Следом за ними туда же подкатывали и прочие пестрые господа. В распахнутой настежь калитке их громогласно встречал сам Первый и Единственный. По множеству афиш знакомая великолепная улыбка озаряла его красивое лицо. Рядом с Хозяином карла-старичок в красной феске мельтешил, кукарекал: «Милости просим, кукареку, милости просим!»
Над алой зубастой пастью страшилища-великана Гаргантюа (некогда вылепленного Хозяином и служившего потешным входом на кухню) голубой, похожий на стружки дымок курился: там повар Слащов колдовал над плитой.

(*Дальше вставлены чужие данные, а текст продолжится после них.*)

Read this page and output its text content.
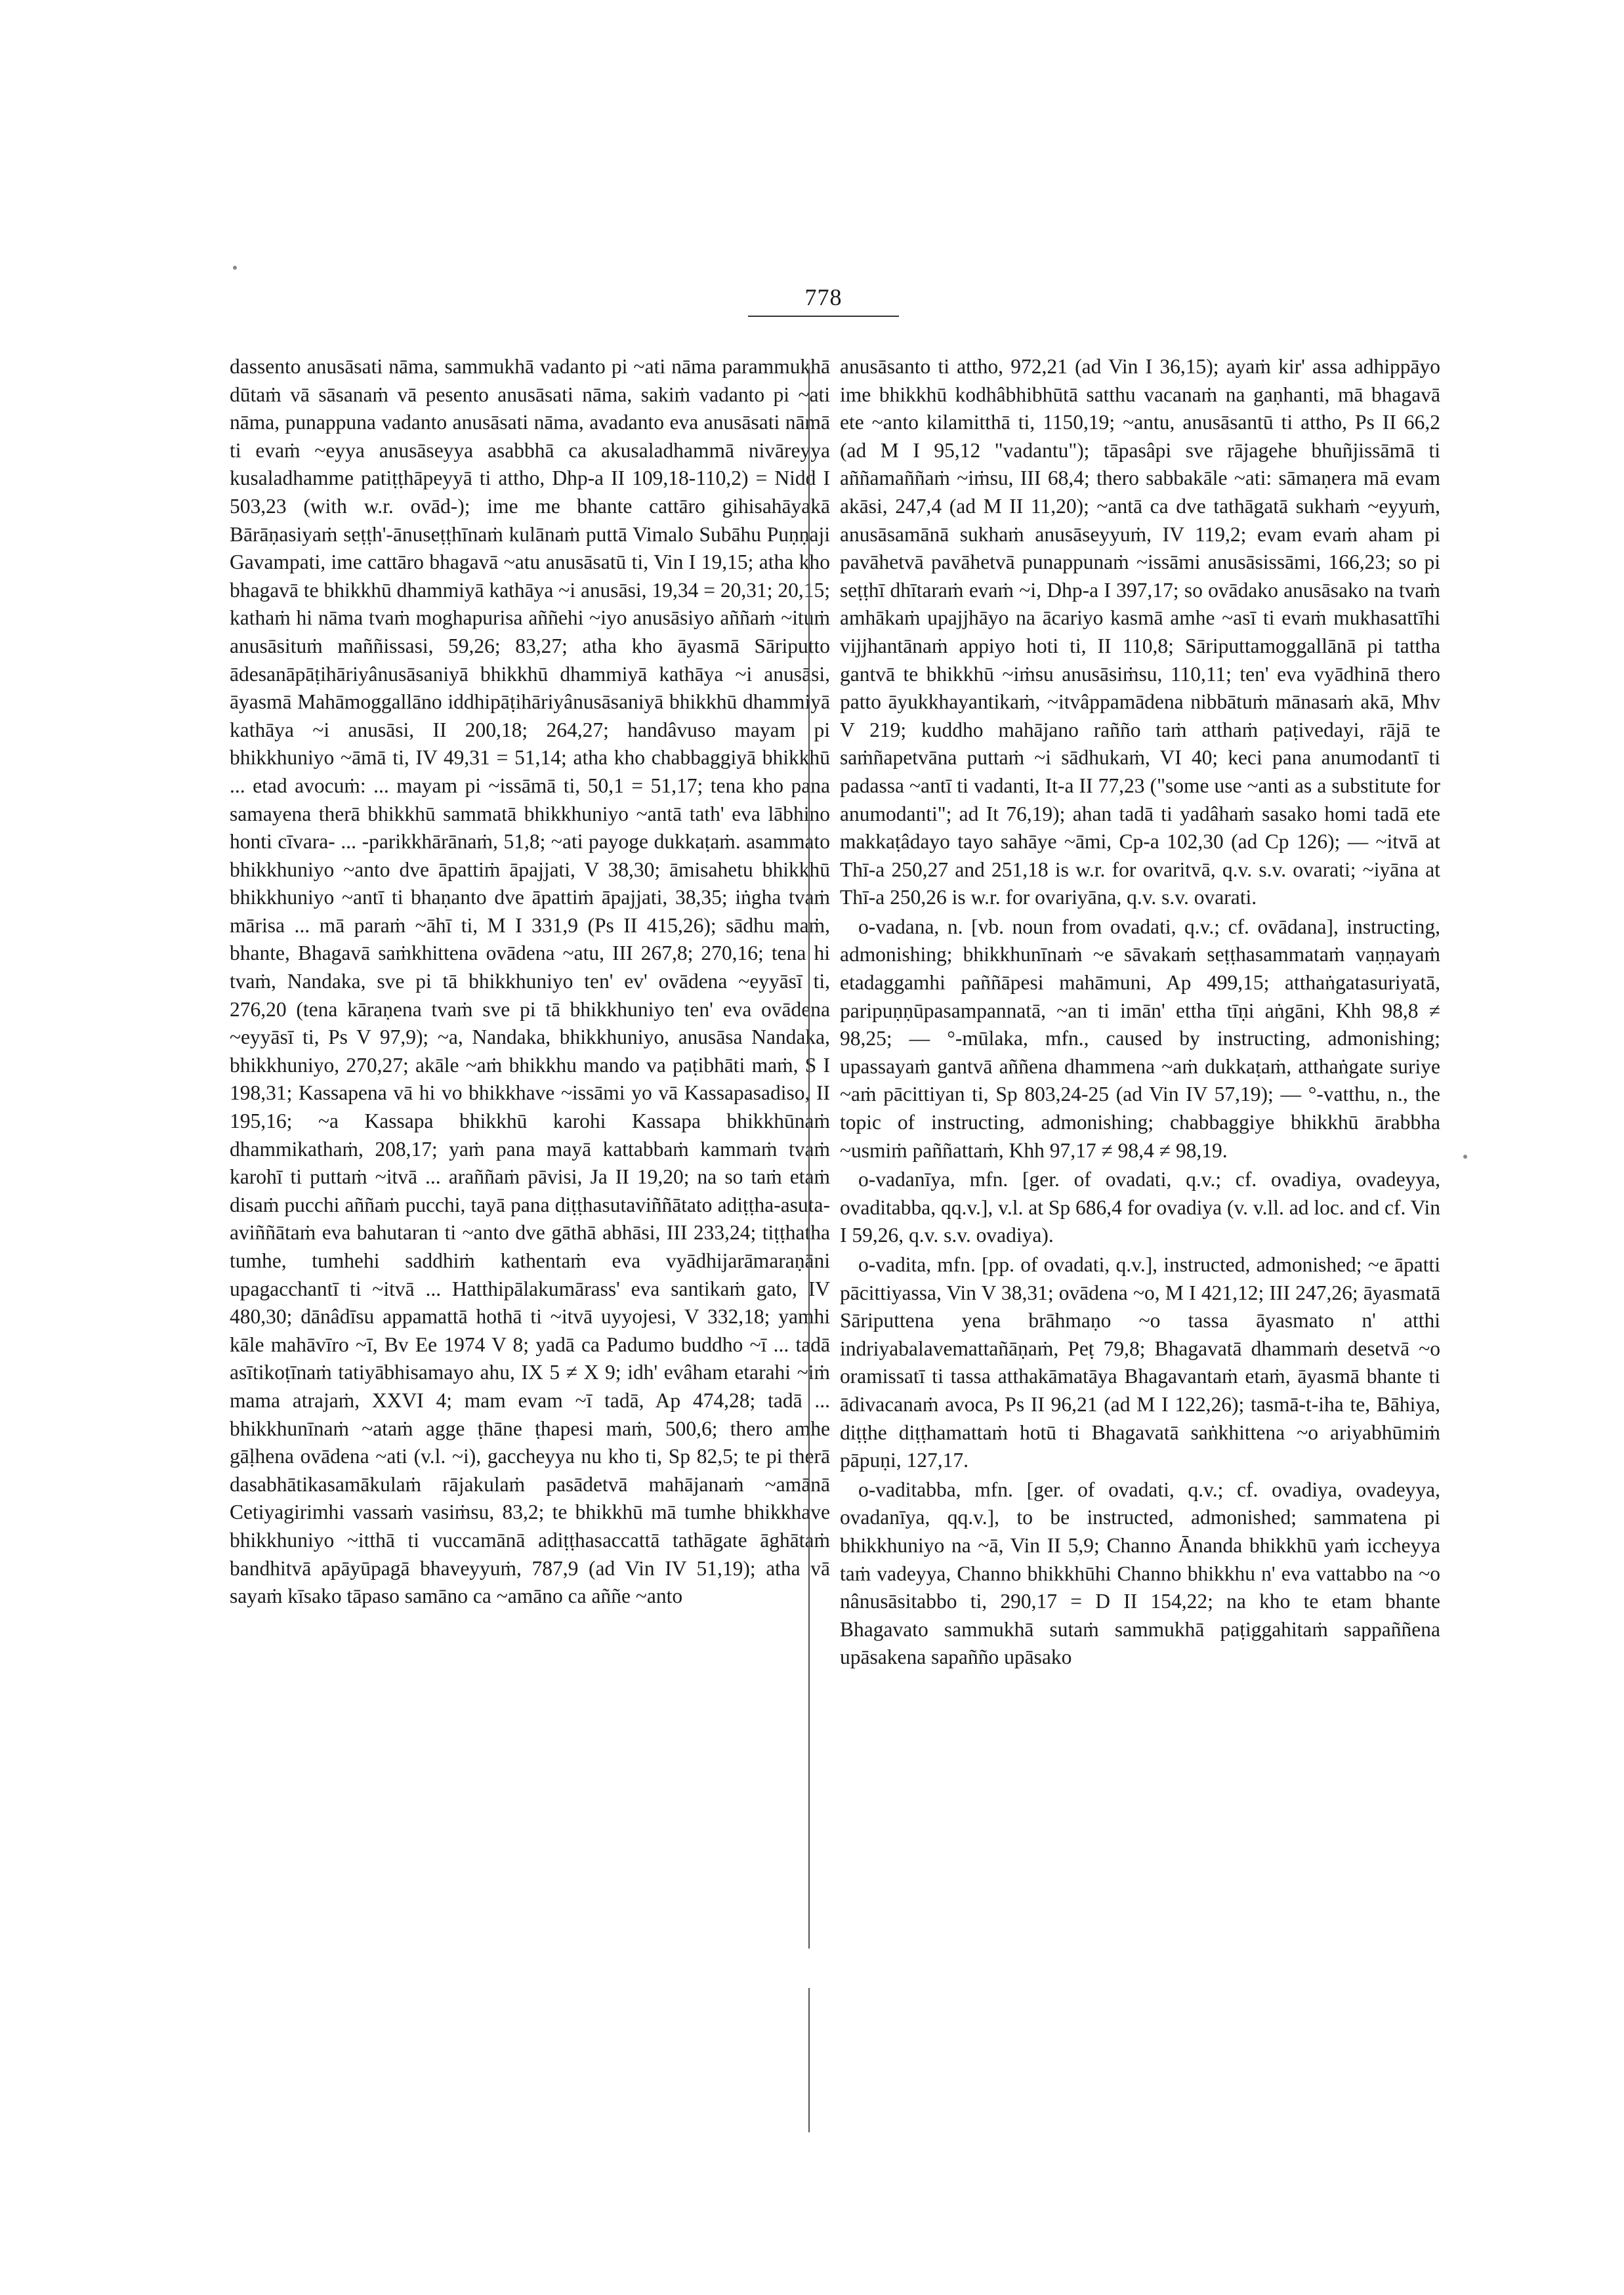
778

dassento anusāsati nāma, sammukhā vadanto pi ~ati nāma parammukhā dūtaṁ vā sāsanaṁ vā pesento anusāsati nāma, sakiṁ vadanto pi ~ati nāma, punappuna vadanto anusāsati nāma, avadanto eva anusāsati nāmā ti evaṁ ~eyya anusāseyya asabbhā ca akusaladhammā nivāreyya kusaladhamme patiṭṭhāpeyyā ti attho, Dhp-a II 109,18-110,2) = Nidd I 503,23 (with w.r. ovād-); ime me bhante cattāro gihisahāyakā Bārāṇasiyaṁ seṭṭh'-ānuseṭṭhīnaṁ kulānaṁ puttā Vimalo Subāhu Puṇṇaji Gavampati, ime cattāro bhagavā ~atu anusāsatū ti, Vin I 19,15; atha kho bhagavā te bhikkhū dhammiyā kathāya ~i anusāsi, 19,34 = 20,31; 20,15; kathaṁ hi nāma tvaṁ moghapurisa aññehi ~iyo anusāsiyo aññaṁ ~ituṁ anusāsituṁ maññissasi, 59,26; 83,27; atha kho āyasmā Sāriputto ādesanāpāṭihāriyânusāsaniyā bhikkhū dhammiyā kathāya ~i anusāsi, āyasmā Mahāmoggallāno iddhipāṭihāriyânusāsaniyā bhikkhū dhammiyā kathāya ~i anusāsi, II 200,18; 264,27; handâvuso mayam pi bhikkhuniyo ~āmā ti, IV 49,31 = 51,14; atha kho chabbaggiyā bhikkhū ... etad avocuṁ: ... mayam pi ~issāmā ti, 50,1 = 51,17; tena kho pana samayena therā bhikkhū sammatā bhikkhuniyo ~antā tath' eva lābhino honti cīvara- ... -parikkhārānaṁ, 51,8; ~ati payoge dukkaṭaṁ. asammato bhikkhuniyo ~anto dve āpattiṁ āpajjati, V 38,30; āmisahetu bhikkhū bhikkhuniyo ~antī ti bhaṇanto dve āpattiṁ āpajjati, 38,35; iṅgha tvaṁ mārisa ... mā paraṁ ~āhī ti, M I 331,9 (Ps II 415,26); sādhu maṁ, bhante, Bhagavā saṁkhittena ovādena ~atu, III 267,8; 270,16; tena hi tvaṁ, Nandaka, sve pi tā bhikkhuniyo ten' ev' ovādena ~eyyāsī ti, 276,20 (tena kāraṇena tvaṁ sve pi tā bhikkhuniyo ten' eva ovādena ~eyyāsī ti, Ps V 97,9); ~a, Nandaka, bhikkhuniyo, anusāsa Nandaka, bhikkhuniyo, 270,27; akāle ~aṁ bhikkhu mando va paṭibhāti maṁ, S I 198,31; Kassapena vā hi vo bhikkhave ~issāmi yo vā Kassapasadiso, II 195,16; ~a Kassapa bhikkhū karohi Kassapa bhikkhūnaṁ dhammikathaṁ, 208,17; yaṁ pana mayā kattabbaṁ kammaṁ tvaṁ karohī ti puttaṁ ~itvā ... araññaṁ pāvisi, Ja II 19,20; na so taṁ etaṁ disaṁ pucchi aññaṁ pucchi, tayā pana diṭṭhasutaviññātato adiṭṭha-asuta-aviññātaṁ eva bahutaran ti ~anto dve gāthā abhāsi, III 233,24; tiṭṭhatha tumhe, tumhehi saddhiṁ kathentaṁ eva vyādhijarāmaraṇāni upagacchantī ti ~itvā ... Hatthipālakumārass' eva santikaṁ gato, IV 480,30; dānâdīsu appamattā hothā ti ~itvā uyyojesi, V 332,18; yamhi kāle mahāvīro ~ī, Bv Ee 1974 V 8; yadā ca Padumo buddho ~ī ... tadā asītikoṭīnaṁ tatiyābhisamayo ahu, IX 5 ≠ X 9; idh' evâham etarahi ~iṁ mama atrajaṁ, XXVI 4; mam evam ~ī tadā, Ap 474,28; tadā ... bhikkhunīnaṁ ~ataṁ agge ṭhāne ṭhapesi maṁ, 500,6; thero amhe gāḷhena ovādena ~ati (v.l. ~i), gaccheyya nu kho ti, Sp 82,5; te pi therā dasabhātikasamākulaṁ rājakulaṁ pasādetvā mahājanaṁ ~amānā Cetiyagirimhi vassaṁ vasiṁsu, 83,2; te bhikkhū mā tumhe bhikkhave bhikkhuniyo ~itthā ti vuccamānā adiṭṭhasaccattā tathāgate āghātaṁ bandhitvā apāyūpagā bhaveyyuṁ, 787,9 (ad Vin IV 51,19); atha vā sayaṁ kīsako tāpaso samāno ca ~amāno ca aññe ~anto

anusāsanto ti attho, 972,21 (ad Vin I 36,15); ayaṁ kir' assa adhippāyo ime bhikkhū kodhâbhibhūtā satthu vacanaṁ na gaṇhanti, mā bhagavā ete ~anto kilamitthā ti, 1150,19; ~antu, anusāsantū ti attho, Ps II 66,2 (ad M I 95,12 "vadantu"); tāpasâpi sve rājagehe bhuñjissāmā ti aññamaññaṁ ~iṁsu, III 68,4; thero sabbakāle ~ati: sāmaṇera mā evam akāsi, 247,4 (ad M II 11,20); ~antā ca dve tathāgatā sukhaṁ ~eyyuṁ, anusāsamānā sukhaṁ anusāseyyuṁ, IV 119,2; evam evaṁ aham pi pavāhetvā pavāhetvā punappunaṁ ~issāmi anusāsissāmi, 166,23; so pi seṭṭhī dhītaraṁ evaṁ ~i, Dhp-a I 397,17; so ovādako anusāsako na tvaṁ amhākaṁ upajjhāyo na ācariyo kasmā amhe ~asī ti evaṁ mukhasattīhi vijjhantānaṁ appiyo hoti ti, II 110,8; Sāriputtamoggallānā pi tattha gantvā te bhikkhū ~iṁsu anusāsiṁsu, 110,11; ten' eva vyādhinā thero patto āyukkhayantikaṁ, ~itvâppamādena nibbātuṁ mānasaṁ akā, Mhv V 219; kuddho mahājano rañño taṁ atthaṁ paṭivedayi, rājā te saṁñapetvāna puttaṁ ~i sādhukaṁ, VI 40; keci pana anumodantī ti padassa ~antī ti vadanti, It-a II 77,23 ("some use ~anti as a substitute for anumodanti"; ad It 76,19); ahan tadā ti yadâhaṁ sasako homi tadā ete makkaṭâdayo tayo sahāye ~āmi, Cp-a 102,30 (ad Cp 126); — ~itvā at Thī-a 250,27 and 251,18 is w.r. for ovaritvā, q.v. s.v. ovarati; ~iyāna at Thī-a 250,26 is w.r. for ovariyāna, q.v. s.v. ovarati.

o-vadana, n. [vb. noun from ovadati, q.v.; cf. ovādana], instructing, admonishing; bhikkhunīnaṁ ~e sāvakaṁ seṭṭhasammataṁ vaṇṇayaṁ etadaggamhi paññāpesi mahāmuni, Ap 499,15; atthaṅgatasuriyatā, paripuṇṇūpasampannatā, ~an ti imān' ettha tīṇi aṅgāni, Khh 98,8 ≠ 98,25; — °-mūlaka, mfn., caused by instructing, admonishing; upassayaṁ gantvā aññena dhammena ~aṁ dukkaṭaṁ, atthaṅgate suriye ~aṁ pācittiyan ti, Sp 803,24-25 (ad Vin IV 57,19); — °-vatthu, n., the topic of instructing, admonishing; chabbaggiye bhikkhū ārabbha ~usmiṁ paññattaṁ, Khh 97,17 ≠ 98,4 ≠ 98,19.

o-vadanīya, mfn. [ger. of ovadati, q.v.; cf. ovadiya, ovadeyya, ovaditabba, qq.v.], v.l. at Sp 686,4 for ovadiya (v. v.ll. ad loc. and cf. Vin I 59,26, q.v. s.v. ovadiya).

o-vadita, mfn. [pp. of ovadati, q.v.], instructed, admonished; ~e āpatti pācittiyassa, Vin V 38,31; ovādena ~o, M I 421,12; III 247,26; āyasmatā Sāriputtena yena brāhmaṇo ~o tassa āyasmato n' atthi indriyabalavemattañāṇaṁ, Peṭ 79,8; Bhagavatā dhammaṁ desetvā ~o oramissatī ti tassa atthakāmatāya Bhagavantaṁ etaṁ, āyasmā bhante ti ādivacanaṁ avoca, Ps II 96,21 (ad M I 122,26); tasmā-t-iha te, Bāhiya, diṭṭhe diṭṭhamattaṁ hotū ti Bhagavatā saṅkhittena ~o ariyabhūmiṁ pāpuṇi, 127,17.

o-vaditabba, mfn. [ger. of ovadati, q.v.; cf. ovadiya, ovadeyya, ovadanīya, qq.v.], to be instructed, admonished; sammatena pi bhikkhuniyo na ~ā, Vin II 5,9; Channo Ānanda bhikkhū yaṁ iccheyya taṁ vadeyya, Channo bhikkhūhi Channo bhikkhu n' eva vattabbo na ~o nânusāsitabbo ti, 290,17 = D II 154,22; na kho te etam bhante Bhagavato sammukhā sutaṁ sammukhā paṭiggahitaṁ sappaññena upāsakena sapañño upāsako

И по синей, играющей серебряными пятачками реке, по-над белыми и розовыми хлопьями еще не развеянного утреннего тумана плотно висел пленительный запах гениальных слащовских котлет.
Какой уже год тихо, степенно жил Дом, помалкивал: Хозяин разъезжал по сказочным странам, затем окаянная война грохнула, не до гостей, стало быть, не до пирушек сделалось.
И вдруг – зашумел.
Затарахтел посудой, наполнился смехом, криками, собачьим брехом, граммофонными воплями:
Вот прапорщик юный со взводом пехоты… —
и прочее, но обязательно в духе патриотическом – а как же? – война.
Пестрые господа разбежались по всей усадьбе, звонко перекликались, волокли в сад мотки цветных проводов: и там вспыхивали вдруг немыслимой яркости шипящие лампы. На голенастых треногах дьявольской саранчой стрекотали горбатые черные аппараты, ручки которых, как обыкновенные зингеровские машинки, бешено крутили, раскорячась, клетчатые господа в дамских беретах и соломенных картузиках «здравствуй-прощай».
Иногда галдящая эта бесцеремонная компания делала набеги на сад «Эрмитаж», на Петровский сквер, на речку и даже на дачи Лысой горы. И там тотчас появлялись треноги и клетчатые со своими стрекочущими аппаратами, и происходило нечто, похожее на театр.
Мордастые городовые разгоняли постороннюю публику, оцепляли место канатом, и в оцеплении разыгрывались удивительные сцены: наглое приставание хулигана к гимназистке, ссора двух франтов и даже полицейская погоня за оплошавшим воришкой.
А в городском саду всему городу известный Дуров среди бела дня, на виду у гуляющей публики обнимался с приезжей шикарной дамочкой (на сей раз она была одета куда как попроще, без страусов). Пикантную сценку также окружали канаты и четверо городовых-фараонов разгоняли, теснили любопытствующих зевак, чтоб не слишком напирали.